On February 8, 2026, a batch of hard-shell clams from a certified supplier tested positive for elevated biotoxin levels despite passing initial screening. Root cause analysis identified a gap in our temperature monitoring procedures during the 12-to-24-hour post-harvest window — the precise window during which, it turns out, a great deal can go wrong with a clam.

The Shellfish Risk Management Division reviewed the gap. The gap was unacceptable. The gap has been addressed. The Division has also had several internal discussions about the phrase "certified supplier" that this document does not have space to summarize.
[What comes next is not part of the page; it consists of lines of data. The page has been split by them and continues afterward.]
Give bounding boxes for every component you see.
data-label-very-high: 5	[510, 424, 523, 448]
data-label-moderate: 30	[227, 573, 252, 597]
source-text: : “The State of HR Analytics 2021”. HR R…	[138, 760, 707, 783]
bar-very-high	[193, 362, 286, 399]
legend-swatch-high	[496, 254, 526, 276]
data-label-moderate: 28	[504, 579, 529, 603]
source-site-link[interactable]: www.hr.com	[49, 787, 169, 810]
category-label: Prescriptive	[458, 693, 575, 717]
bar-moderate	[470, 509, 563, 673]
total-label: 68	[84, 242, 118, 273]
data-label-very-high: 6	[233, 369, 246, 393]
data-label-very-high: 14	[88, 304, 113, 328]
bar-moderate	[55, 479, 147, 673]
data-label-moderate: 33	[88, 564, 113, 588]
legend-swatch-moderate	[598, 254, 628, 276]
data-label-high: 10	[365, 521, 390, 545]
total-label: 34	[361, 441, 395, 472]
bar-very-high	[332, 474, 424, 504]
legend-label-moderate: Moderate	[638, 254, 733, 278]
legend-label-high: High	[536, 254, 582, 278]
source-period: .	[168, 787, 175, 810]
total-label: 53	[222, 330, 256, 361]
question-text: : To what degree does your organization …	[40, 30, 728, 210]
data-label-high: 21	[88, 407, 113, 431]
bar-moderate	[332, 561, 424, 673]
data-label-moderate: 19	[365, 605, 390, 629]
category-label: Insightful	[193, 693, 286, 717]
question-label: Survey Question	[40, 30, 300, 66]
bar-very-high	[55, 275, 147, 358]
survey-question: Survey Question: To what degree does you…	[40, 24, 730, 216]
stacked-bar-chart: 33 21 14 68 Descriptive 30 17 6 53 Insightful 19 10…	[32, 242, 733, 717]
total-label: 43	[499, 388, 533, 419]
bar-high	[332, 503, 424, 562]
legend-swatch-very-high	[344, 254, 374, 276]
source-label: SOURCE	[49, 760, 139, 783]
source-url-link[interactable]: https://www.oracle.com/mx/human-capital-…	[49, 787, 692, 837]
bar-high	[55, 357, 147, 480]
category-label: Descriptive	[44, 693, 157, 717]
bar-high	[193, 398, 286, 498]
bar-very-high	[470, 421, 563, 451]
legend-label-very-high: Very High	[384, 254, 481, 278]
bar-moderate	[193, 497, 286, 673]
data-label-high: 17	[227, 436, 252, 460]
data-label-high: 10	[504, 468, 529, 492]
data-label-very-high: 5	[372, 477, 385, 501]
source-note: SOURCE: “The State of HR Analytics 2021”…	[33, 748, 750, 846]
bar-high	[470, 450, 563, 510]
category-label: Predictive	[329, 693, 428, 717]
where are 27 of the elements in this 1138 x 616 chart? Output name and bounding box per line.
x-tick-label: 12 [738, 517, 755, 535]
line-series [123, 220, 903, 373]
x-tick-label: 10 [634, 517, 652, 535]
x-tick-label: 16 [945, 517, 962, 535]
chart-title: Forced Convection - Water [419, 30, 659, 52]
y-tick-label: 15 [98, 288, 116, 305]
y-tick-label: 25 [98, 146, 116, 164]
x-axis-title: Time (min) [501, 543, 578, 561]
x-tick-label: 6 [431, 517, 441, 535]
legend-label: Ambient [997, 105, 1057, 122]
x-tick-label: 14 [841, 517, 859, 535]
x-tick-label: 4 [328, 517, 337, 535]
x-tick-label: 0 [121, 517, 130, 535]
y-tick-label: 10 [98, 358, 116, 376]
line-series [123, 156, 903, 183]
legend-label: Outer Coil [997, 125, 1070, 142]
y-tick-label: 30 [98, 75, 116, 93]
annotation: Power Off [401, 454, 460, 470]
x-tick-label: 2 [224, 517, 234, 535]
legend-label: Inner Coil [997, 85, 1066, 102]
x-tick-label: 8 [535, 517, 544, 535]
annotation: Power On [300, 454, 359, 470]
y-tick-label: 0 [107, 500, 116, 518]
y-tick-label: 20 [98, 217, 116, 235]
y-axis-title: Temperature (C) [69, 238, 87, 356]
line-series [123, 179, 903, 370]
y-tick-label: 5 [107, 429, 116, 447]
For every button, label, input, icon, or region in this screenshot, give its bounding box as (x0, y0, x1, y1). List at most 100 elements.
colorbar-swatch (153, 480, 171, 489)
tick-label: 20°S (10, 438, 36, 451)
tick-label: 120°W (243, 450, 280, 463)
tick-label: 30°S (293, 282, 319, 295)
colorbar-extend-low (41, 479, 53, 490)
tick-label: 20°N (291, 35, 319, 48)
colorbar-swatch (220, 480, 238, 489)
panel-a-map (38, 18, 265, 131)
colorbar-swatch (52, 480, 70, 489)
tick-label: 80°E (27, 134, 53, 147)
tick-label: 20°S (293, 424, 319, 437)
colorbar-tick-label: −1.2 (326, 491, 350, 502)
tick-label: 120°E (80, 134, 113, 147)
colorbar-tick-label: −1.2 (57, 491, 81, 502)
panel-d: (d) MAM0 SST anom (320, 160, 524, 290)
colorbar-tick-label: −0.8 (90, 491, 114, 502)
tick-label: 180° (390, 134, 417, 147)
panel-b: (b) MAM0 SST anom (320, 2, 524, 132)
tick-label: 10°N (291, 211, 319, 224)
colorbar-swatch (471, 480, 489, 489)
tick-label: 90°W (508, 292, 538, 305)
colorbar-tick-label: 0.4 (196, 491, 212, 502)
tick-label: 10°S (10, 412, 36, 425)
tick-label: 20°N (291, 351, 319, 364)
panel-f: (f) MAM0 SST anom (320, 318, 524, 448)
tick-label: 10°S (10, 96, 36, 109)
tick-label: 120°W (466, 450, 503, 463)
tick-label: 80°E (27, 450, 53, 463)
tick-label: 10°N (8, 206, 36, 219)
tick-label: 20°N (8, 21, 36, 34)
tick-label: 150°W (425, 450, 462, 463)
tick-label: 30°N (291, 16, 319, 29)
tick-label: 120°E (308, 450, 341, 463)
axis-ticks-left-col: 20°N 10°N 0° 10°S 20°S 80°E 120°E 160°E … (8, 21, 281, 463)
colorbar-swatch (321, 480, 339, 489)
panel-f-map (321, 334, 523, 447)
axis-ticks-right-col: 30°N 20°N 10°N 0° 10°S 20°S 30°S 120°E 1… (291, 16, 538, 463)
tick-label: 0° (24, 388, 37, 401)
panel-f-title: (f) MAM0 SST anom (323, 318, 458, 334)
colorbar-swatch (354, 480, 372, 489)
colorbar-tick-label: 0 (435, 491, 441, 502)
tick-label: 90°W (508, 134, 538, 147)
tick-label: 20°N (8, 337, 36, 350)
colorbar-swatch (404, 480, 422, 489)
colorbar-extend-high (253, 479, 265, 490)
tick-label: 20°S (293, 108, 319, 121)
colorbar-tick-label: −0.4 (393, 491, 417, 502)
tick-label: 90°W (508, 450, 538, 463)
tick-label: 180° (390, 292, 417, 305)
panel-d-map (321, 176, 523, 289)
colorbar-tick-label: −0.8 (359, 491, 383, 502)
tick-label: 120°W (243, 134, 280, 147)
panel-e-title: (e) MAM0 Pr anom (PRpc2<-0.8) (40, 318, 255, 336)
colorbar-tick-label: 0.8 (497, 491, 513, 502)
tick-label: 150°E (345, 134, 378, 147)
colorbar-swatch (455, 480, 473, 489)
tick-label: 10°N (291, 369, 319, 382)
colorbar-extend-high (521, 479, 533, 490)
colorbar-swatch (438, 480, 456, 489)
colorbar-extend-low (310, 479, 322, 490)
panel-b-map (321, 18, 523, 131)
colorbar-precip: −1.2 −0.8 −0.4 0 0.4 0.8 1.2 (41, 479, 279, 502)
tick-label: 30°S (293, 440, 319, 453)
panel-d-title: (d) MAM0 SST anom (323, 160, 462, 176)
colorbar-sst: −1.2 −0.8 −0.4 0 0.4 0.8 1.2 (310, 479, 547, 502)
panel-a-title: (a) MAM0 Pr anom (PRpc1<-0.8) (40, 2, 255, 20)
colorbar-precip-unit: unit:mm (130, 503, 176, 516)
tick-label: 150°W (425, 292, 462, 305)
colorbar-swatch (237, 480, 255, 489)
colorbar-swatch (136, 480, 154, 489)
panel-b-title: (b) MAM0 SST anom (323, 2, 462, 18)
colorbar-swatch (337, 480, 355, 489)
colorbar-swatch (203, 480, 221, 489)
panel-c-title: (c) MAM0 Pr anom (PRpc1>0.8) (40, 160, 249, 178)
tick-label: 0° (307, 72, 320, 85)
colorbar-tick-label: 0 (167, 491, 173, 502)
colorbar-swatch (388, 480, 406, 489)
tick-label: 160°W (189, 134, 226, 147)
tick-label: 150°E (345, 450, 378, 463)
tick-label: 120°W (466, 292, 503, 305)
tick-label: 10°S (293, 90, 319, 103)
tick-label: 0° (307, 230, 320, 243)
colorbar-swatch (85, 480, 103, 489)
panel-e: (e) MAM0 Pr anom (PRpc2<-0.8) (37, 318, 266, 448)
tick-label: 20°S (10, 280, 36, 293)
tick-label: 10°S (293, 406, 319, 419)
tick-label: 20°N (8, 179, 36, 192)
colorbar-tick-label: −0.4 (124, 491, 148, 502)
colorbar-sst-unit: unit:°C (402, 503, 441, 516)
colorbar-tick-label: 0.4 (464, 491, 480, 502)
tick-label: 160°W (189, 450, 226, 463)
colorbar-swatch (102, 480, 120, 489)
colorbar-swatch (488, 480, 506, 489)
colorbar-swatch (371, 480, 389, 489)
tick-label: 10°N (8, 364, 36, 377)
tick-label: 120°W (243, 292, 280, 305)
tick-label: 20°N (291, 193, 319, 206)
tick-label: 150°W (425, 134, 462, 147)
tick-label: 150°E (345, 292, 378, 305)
Revised Protocol Requirements

Temperature Monitoring

  • All mollusk shipments must include continuous temperature logging from point of harvest. Not from point of pickup. From harvest.
  • Maximum allowable temperature during transport: 38°F (3.3°C)
  • Any temperature excursion above 42°F for more than 30 minutes triggers automatic quarantine. The clams do not get a hearing.

Documentation

  • Harvest tags must now include batch-specific GPS coordinates. This requirement was controversial during the review process. It is now required.
  • Water temperature at harvest must be recorded and submitted with the shipment
  • Chain of custody forms require two additional verification signatures from personnel who have completed the revised mollusk handling training

Testing Protocols

  • Random sampling frequency increased from 5% to 15% of incoming shipments. This is a significant increase. The February incident explains why it is necessary.
  • Biotoxin screening turnaround time reduced to 4 hours maximum
  • All results must be logged in the central database within 24 hours of receipt

Training Requirements

All personnel handling mollusks must complete revised safety training by April 1, 2026. Online modules are available through the Concern's training portal under the category "Bivalve Operations — Mandatory." The training takes approximately 90 minutes. Facilities that fail to meet the compliance deadline will have their mollusk procurement privileges suspended pending full certification.

Questions

Direct all questions to the Shellfish Risk Management hotline: 1-800-CONCERN-1. The hotline is staffed by personnel who are familiar with this document and are prepared to answer questions about it. Please have your facility ID ready.

This document supersedes all previous guidance on mollusk handling issued prior to March 2026. Retain for your records. The Concern retains a copy as well.